Entre los actores de las producciones hispanas, dejando de lado a los prominentes, cabe señalar que algunos de los participantes pasaron a formar parte luego del contingente de los estudios que se crean en el curso de los años treinta en México, Argentina, España e incluso en Estados Unidos. Sin ánimo exhaustivo, y entre los más conocidos, están los mexicanos Antonio Moreno, Carmen Guerrero, Gilbert Roland, Lupe Vélez, Rosita Moreno, Ramón Pereda, Julio Villarreal, Alfonso Pedroza y Fernando Soler; los argentinos Mona Maris, Delia Magaña, Vicente Padula y Berta Singerman; los españoles Catalina Bárcena, María Alba, Rosario Díaz Gimeno, Conchita Martínez, Julio Peña, Miguel Ligero, Rafael Rivelles, Carlos Villarías, Luana Alcañiz, Ana María Custodio, José Crespo, Félix de Pomés y Fortunio Bonanova; los chilenos José Bohr y Tito Davison, ambos futuros directores, primero en Argentina y luego en México, y el cubano René Cardona, también futuro director. El chileno Carlos Borcosque, que venía de realizar cintas silentes en su país, dirigió algunas producciones hispanas entre 1930 y 1933 (Wu Li Chan, codirigida por Nick Grinde, 1930; En cada puerto un amor, codirigida por Marcel Silver, 1931; La mujer X, 1931; Su última noche, codirigida por Chester M. Franklin, 1931; Cheri-Bibi, 1931, y Dos noches, 1933), además de dirigir una película hablada en inglés. Luego hace una prolongada carrera en Argentina.

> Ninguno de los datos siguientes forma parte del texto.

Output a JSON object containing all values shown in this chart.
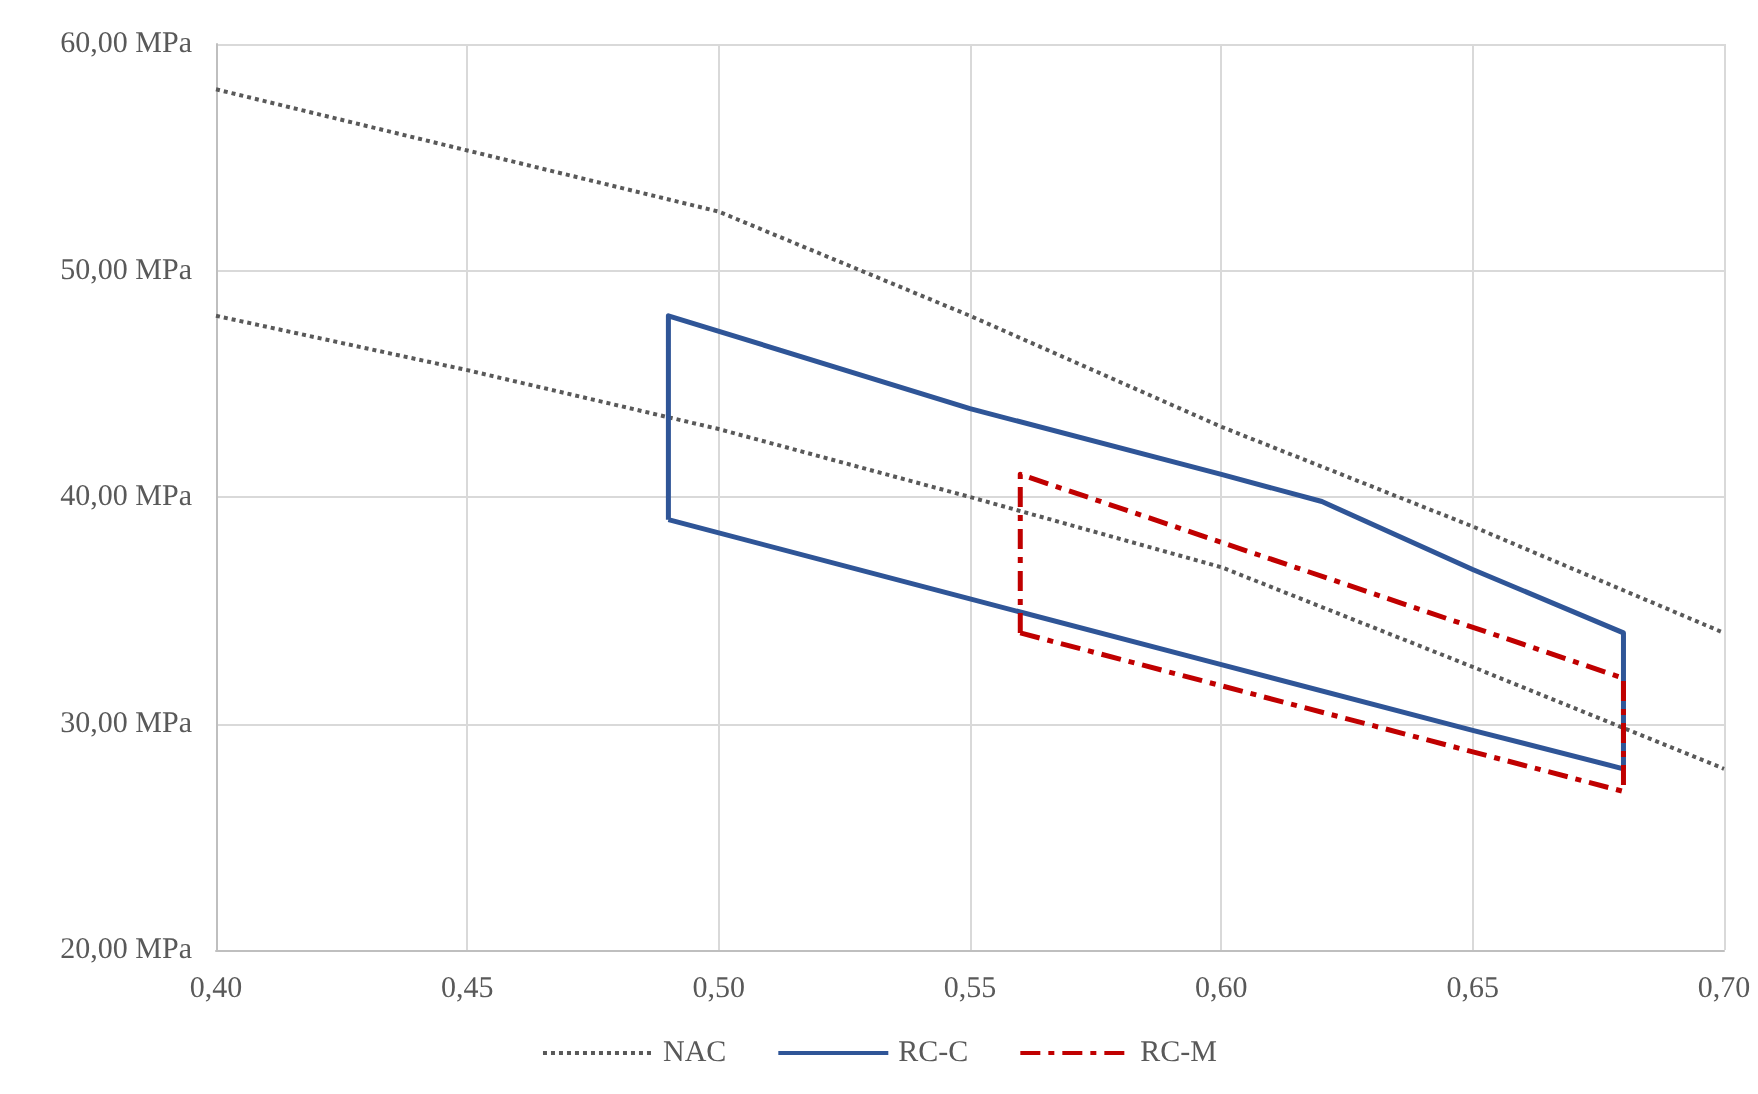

También hay técnicos y asistentes en esas películas que luego pasarán a los cuadros de la industria, sobre todo la mexicana. Como dato anecdótico podemos señalar que el hijo del célebre tenor italiano Enrico Caruso protagonizó dos de estas producciones. Enrico Caruso Jr., que también cantaba y que tuvo una brevísima carrera fílmica, protagonizó La buenaventura (William C. McGann, 1934) y El cantante de Nápoles (Howard Brethertony, 1935), ambas de la Warner, la primera en pareja con la mexicana Anita Campillo y la segunda con la argentina Mona Maris.